Quando comecei, tinha 12 a 15 grupos folclóricos. Pulou para 58, depois 64 grupos. Trazíamos todas as apresentações para Barbalha, durante a festa do Pau da Bandeira. Foi quando comecei a trabalhar com cineastas (Rosemberg Cariry – O Caldeirão), intelectuais, historiadores, músicos, cantores. Todos me procuravam para pesquisar cultura. O Prefeito já era João Hilário Coelho Correia, que enfatizava a cultura, soltava mais dinheiro, gostava de animação cultural.

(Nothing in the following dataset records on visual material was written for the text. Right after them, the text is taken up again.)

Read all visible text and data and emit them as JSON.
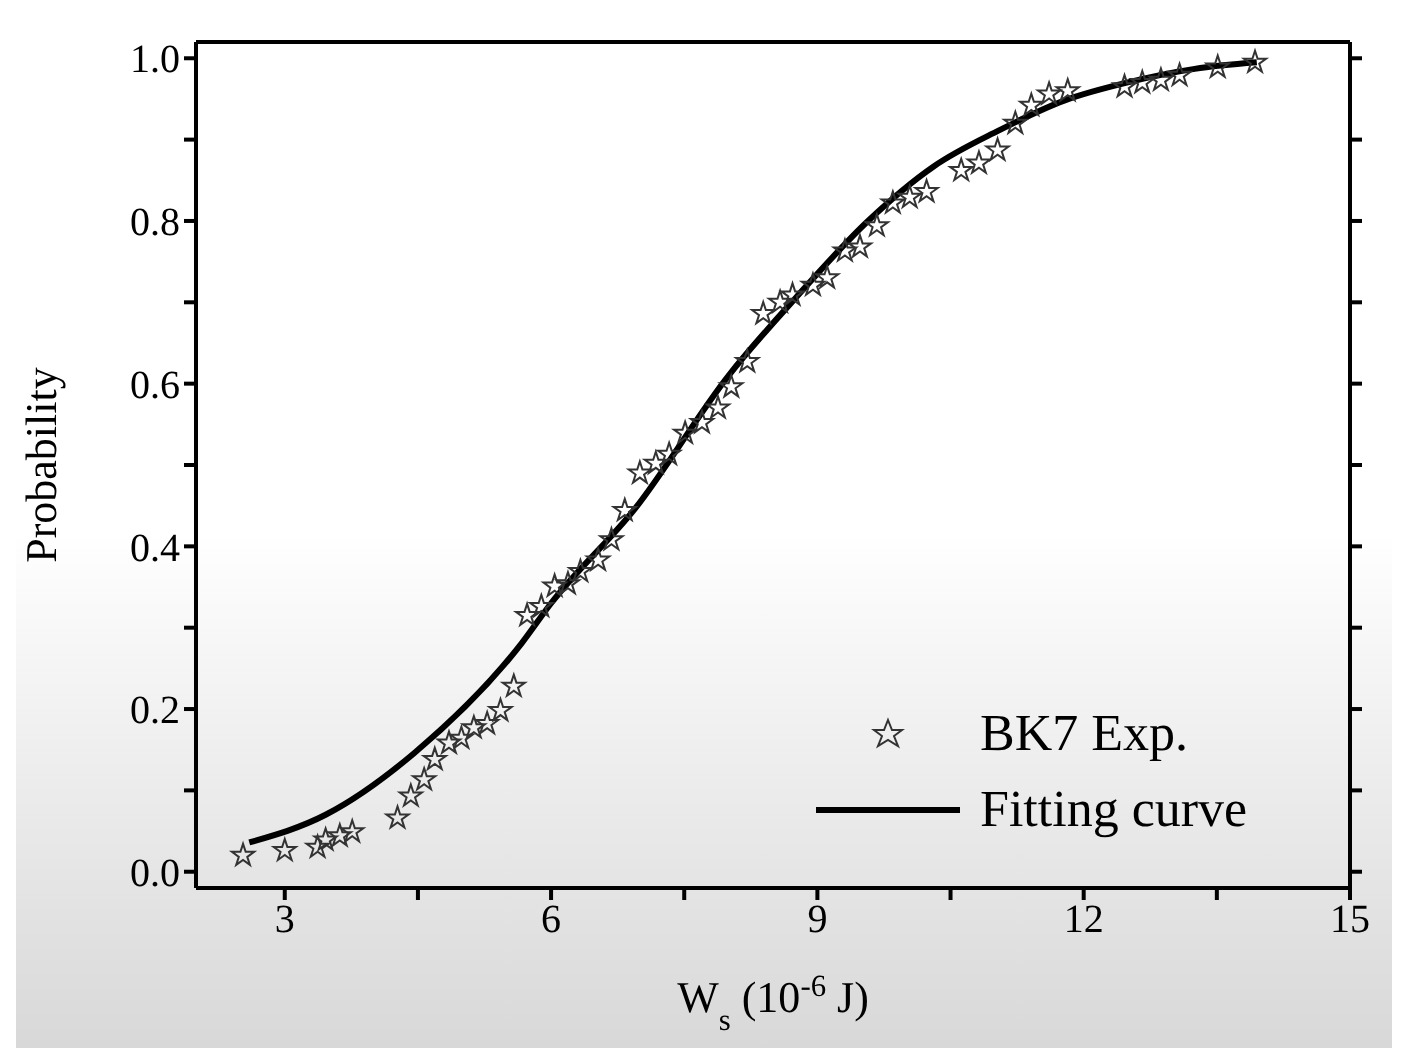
{
  "chart_data": {
    "type": "scatter",
    "xlabel": "W$_{s}$ (10$^{-6}$ J)",
    "ylabel": "Probability",
    "xlim": [
      2,
      15
    ],
    "xticks": [
      3,
      {
        "value": 4.5,
        "label": null
      },
      6,
      {
        "value": 7.5,
        "label": null
      },
      9,
      {
        "value": 10.5,
        "label": null
      },
      12,
      {
        "value": 13.5,
        "label": null
      },
      15
    ],
    "ylim": [
      -0.02,
      1.02
    ],
    "yticks": [
      {
        "value": 0,
        "label": "0.0"
      },
      {
        "value": 0.1,
        "label": null
      },
      0.2,
      {
        "value": 0.3,
        "label": null
      },
      0.4,
      {
        "value": 0.5,
        "label": null
      },
      0.6,
      {
        "value": 0.7,
        "label": null
      },
      0.8,
      {
        "value": 0.9,
        "label": null
      },
      {
        "value": 1,
        "label": "1.0"
      }
    ],
    "legend": "bottom right",
    "series": [
      {
        "name": "BK7 Exp.",
        "marker": "star",
        "color": "#333333",
        "x": [
          2.53,
          3.0,
          3.37,
          3.46,
          3.62,
          3.76,
          4.27,
          4.42,
          4.57,
          4.69,
          4.85,
          4.99,
          5.13,
          5.28,
          5.43,
          5.58,
          5.73,
          5.89,
          6.04,
          6.19,
          6.33,
          6.53,
          6.68,
          6.83,
          7.0,
          7.18,
          7.33,
          7.51,
          7.7,
          7.88,
          8.03,
          8.21,
          8.39,
          8.58,
          8.72,
          8.95,
          9.11,
          9.31,
          9.48,
          9.67,
          9.85,
          10.04,
          10.23,
          10.62,
          10.82,
          11.03,
          11.23,
          11.41,
          11.61,
          11.82,
          12.46,
          12.66,
          12.87,
          13.08,
          13.51,
          13.93
        ],
        "values": [
          0.02,
          0.026,
          0.03,
          0.039,
          0.044,
          0.049,
          0.066,
          0.093,
          0.113,
          0.138,
          0.158,
          0.164,
          0.177,
          0.182,
          0.198,
          0.228,
          0.315,
          0.326,
          0.351,
          0.354,
          0.369,
          0.383,
          0.408,
          0.444,
          0.49,
          0.502,
          0.513,
          0.539,
          0.552,
          0.57,
          0.596,
          0.627,
          0.686,
          0.7,
          0.709,
          0.721,
          0.73,
          0.763,
          0.768,
          0.794,
          0.822,
          0.829,
          0.836,
          0.862,
          0.871,
          0.887,
          0.92,
          0.942,
          0.956,
          0.96,
          0.965,
          0.97,
          0.973,
          0.979,
          0.989,
          0.995
        ]
      },
      {
        "name": "Fitting curve",
        "type": "line",
        "marker": "none",
        "line_style": "solid",
        "color": "#000000",
        "x": [
          2.6,
          3.46,
          4.46,
          5.67,
          6.0,
          6.95,
          8.0,
          8.76,
          9.57,
          10.31,
          11.04,
          11.78,
          12.52,
          13.25,
          13.95
        ],
        "values": [
          0.036,
          0.07,
          0.146,
          0.281,
          0.33,
          0.447,
          0.61,
          0.706,
          0.8,
          0.867,
          0.911,
          0.948,
          0.971,
          0.987,
          0.995
        ]
      }
    ]
  }
}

Fabiano foi novo estudar fora. Foi Tenente do Exército, como Engenheiro Civil. Devia ser influenciado pelo avô (Zuca), pelo pai. Quando o assunto era folclore, os dois, tanto Fabiano, quanto o João, davam carta branca. Passei pelas mãos de muitos prefeitos com este trabalho. Fabiano uma vez, João duas vezes. Depois veio: Dr Inaldo de Sá Barreto (duas vezes), que era agrônomo; Rommel Feijó, médico (duas vezes), que também eu muito impulso à cultura, ao folclore; Edmundo Sá, engenheiro civil, Rommel, José Leite, bancário, nascido em Aurora, com tronco da família Cruz de Barbalha.

Fui Secretária de Cultura duas vezes. A primeira vez, com Rommel, entre 1989 e 1992; a segunda vez com João Hilário Coelho Correia, de 1992 a 1996. Foram dois mandatos.

Fiquei depois lotada na Secretaria de Educação, estava antes lotada na Cultura. Na Educação, comecei o trabalho de resgaste da cultura popular nas escolas, junto com Benivalda Magalhães. Sondamos a sensibilidade de professoras e alunos para a cultura popular: lapinhas, bumba-meu-boi, repentistas, danças, dança do pau de fita, dança do xaxado, dança do penera o xerém.

Agora, vamos ver se a gente resgata os benditos dos Penitentes dentro das Escolas, ensinando a cultura popular aos meninos nas escolas de Barbalha.”

* Entrevista realizada em maio de 2009, na cidade de Barbalha.